Usted está aquí: lunes 18 de agosto de 2008 Opinión Un instante sin lenguaje

TOROS

José Cueli

Un instante sin lenguaje

José Tomás no es un torero más. Es un torero en que se da un propósito por vivir y morir y la cosa por venir. Más exactamente por predecir, en el limbo donde brillan los significados del destino: creación con el toro bravo, cornada o fracaso. Juego con los pitones de los toros para no gritar el dolor en el vacío. Al confrontar ese toreo único en la línea del tiempo. A ese tiempo preciso del tiempo donde puede seguir la creación.

Dígalo si no, nuevamente cornada y fracaso el domingo pasado en la plaza del puerto de Santa María, alternando con “Morante de la Puebla”, en corrida que generó gran expectación, como en casi todas en que actúa el diestro madrileño.

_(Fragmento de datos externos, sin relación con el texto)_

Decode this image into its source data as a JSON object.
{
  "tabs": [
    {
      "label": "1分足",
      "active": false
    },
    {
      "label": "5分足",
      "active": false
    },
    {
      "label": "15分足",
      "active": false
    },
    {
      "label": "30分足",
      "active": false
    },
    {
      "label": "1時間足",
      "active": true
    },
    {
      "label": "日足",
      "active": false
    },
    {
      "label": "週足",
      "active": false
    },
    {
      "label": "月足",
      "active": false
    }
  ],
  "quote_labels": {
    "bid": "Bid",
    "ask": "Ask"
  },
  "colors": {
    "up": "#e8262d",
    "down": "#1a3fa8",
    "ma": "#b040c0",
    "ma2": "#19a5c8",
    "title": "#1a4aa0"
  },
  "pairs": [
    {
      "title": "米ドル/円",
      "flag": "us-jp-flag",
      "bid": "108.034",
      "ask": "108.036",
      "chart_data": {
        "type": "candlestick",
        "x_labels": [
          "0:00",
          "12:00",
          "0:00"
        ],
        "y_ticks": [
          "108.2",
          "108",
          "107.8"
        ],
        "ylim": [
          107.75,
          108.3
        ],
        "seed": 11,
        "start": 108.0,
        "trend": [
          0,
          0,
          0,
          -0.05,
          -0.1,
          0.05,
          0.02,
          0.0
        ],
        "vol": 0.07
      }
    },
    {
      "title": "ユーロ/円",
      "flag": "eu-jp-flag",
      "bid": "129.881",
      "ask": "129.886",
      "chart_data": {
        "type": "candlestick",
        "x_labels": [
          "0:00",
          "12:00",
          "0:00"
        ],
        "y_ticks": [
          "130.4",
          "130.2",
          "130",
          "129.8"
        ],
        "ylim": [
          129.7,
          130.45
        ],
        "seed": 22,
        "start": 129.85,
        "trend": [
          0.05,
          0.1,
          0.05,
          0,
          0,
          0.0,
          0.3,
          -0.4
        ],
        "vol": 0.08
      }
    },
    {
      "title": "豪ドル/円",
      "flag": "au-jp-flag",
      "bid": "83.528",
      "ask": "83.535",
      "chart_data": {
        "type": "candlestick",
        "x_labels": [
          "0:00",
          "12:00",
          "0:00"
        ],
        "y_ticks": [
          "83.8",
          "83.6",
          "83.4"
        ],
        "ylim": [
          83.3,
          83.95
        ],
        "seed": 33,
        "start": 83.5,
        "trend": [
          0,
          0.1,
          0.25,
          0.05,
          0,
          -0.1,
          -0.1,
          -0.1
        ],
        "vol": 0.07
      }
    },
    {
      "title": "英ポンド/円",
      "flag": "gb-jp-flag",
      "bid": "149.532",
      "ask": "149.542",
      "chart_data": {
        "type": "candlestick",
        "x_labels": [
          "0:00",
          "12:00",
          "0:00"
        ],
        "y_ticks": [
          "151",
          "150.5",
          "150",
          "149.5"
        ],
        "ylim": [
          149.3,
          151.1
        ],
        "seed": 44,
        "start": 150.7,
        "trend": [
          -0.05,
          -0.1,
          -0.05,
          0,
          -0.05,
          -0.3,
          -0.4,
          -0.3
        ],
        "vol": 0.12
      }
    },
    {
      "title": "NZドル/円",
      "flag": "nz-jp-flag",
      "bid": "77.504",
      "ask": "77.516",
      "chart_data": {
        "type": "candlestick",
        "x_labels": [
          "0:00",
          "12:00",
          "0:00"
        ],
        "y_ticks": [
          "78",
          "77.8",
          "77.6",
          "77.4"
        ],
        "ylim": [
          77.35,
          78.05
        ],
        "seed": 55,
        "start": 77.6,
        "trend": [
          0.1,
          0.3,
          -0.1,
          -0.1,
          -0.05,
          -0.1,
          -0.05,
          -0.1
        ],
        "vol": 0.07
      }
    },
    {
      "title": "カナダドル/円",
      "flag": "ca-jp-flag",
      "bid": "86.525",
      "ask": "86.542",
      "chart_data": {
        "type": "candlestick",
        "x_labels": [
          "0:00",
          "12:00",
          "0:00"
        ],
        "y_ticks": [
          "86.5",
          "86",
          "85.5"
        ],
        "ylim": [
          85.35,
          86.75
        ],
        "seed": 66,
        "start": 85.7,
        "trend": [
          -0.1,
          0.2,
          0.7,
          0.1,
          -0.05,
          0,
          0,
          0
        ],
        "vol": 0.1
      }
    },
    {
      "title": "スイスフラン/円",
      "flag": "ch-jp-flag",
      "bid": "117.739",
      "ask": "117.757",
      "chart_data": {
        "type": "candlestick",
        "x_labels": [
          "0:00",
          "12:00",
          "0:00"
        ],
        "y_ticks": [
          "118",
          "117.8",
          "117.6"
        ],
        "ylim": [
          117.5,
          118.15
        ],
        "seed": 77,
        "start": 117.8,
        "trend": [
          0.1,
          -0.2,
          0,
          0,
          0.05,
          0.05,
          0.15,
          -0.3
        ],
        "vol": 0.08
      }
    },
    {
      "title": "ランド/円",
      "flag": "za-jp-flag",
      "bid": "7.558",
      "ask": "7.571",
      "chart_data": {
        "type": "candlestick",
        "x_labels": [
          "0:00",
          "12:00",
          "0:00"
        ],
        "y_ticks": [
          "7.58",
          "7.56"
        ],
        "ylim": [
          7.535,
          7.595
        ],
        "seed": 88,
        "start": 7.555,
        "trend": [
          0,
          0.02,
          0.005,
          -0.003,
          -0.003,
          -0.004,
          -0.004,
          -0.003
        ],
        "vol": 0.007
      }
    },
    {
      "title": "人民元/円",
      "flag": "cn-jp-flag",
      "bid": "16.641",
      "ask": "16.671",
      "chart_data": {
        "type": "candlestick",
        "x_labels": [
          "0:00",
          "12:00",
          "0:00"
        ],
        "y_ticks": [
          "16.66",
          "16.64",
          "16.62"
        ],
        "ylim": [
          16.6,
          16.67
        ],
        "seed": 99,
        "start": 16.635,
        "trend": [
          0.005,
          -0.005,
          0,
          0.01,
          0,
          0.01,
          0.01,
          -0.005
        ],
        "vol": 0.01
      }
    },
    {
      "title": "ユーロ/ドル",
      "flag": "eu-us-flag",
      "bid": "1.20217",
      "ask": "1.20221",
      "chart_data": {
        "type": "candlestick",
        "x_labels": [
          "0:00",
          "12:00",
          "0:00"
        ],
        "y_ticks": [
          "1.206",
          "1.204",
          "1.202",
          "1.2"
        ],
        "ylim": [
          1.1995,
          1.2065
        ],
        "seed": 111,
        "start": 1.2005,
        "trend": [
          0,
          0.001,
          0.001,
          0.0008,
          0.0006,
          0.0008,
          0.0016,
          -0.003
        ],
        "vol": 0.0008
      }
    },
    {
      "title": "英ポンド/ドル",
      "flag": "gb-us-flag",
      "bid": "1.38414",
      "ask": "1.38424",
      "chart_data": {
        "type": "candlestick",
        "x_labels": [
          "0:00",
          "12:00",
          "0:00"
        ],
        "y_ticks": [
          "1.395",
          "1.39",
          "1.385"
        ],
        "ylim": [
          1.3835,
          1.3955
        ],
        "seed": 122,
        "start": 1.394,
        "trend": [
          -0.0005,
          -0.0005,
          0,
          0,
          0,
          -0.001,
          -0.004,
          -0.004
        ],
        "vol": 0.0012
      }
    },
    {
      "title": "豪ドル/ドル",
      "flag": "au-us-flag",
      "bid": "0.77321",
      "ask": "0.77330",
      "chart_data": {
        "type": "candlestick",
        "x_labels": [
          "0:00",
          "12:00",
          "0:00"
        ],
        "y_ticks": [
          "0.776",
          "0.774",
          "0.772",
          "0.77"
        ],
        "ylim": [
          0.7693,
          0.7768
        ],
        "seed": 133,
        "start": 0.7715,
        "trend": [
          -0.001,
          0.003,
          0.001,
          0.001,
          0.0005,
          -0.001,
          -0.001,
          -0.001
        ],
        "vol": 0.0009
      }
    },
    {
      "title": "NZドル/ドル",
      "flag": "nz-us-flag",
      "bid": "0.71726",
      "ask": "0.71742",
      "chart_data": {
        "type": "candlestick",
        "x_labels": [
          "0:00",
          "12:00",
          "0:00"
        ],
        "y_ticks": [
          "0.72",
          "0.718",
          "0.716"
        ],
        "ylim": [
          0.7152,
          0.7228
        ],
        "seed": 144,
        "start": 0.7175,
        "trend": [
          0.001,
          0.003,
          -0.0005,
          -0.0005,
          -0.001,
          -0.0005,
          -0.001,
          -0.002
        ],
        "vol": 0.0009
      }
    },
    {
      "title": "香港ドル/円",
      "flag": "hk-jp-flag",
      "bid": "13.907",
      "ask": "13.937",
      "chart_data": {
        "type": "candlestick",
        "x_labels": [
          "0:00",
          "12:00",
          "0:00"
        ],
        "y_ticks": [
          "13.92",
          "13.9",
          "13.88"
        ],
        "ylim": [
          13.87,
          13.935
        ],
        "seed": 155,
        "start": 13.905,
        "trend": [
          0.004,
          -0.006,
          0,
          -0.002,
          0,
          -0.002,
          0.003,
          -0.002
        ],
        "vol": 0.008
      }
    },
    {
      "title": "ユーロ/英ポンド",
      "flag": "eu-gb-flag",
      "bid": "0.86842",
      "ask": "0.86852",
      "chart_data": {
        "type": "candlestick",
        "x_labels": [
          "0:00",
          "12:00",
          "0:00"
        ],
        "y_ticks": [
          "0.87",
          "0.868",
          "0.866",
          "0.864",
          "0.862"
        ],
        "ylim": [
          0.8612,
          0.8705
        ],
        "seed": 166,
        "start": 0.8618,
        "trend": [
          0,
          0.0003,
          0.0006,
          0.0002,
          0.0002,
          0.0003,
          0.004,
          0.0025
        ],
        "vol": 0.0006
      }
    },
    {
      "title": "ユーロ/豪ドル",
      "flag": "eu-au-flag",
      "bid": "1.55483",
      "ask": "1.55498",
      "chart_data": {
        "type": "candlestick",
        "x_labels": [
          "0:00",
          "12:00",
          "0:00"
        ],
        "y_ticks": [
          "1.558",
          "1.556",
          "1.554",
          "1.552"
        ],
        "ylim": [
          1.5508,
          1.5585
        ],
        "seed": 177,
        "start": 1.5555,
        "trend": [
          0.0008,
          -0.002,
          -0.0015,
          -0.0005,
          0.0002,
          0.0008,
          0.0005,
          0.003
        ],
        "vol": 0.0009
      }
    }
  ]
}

Dos cornadas: una en la región glútea derecha y la segunda en la región axilar derecha. Y es que en ese juego con los pitones de los toros, en la entrega total que lo llevó a la cumbre, lo lleva a tener que triunfar apoteósicamente cada corrida, embistan los toros con encastada nobleza o sean unos marrajos imposibles para la creación. Como los que se lidiaron en la plaza del Puerto de Santa María en que al quedarse quieto no solo recibió cornadas, sino que lo hicieron verse vulgar.

Un tiempo en el que se cita al toro ya sin pensar, un hoyo del pensamiento, un instante sin lenguaje, en el que José Tomás se abisma y se va en un hoyo y transmite al aficionado todas las emociones vividas. Ese torear de los elegidos, en que el lenguaje deja su lugar al cuerpo para que hable en su lugar. En lo que tiene el toreo de único, mágico, al brotar de lo inesperado en la faena soñada, o la cornada que huele a doloroso fracaso.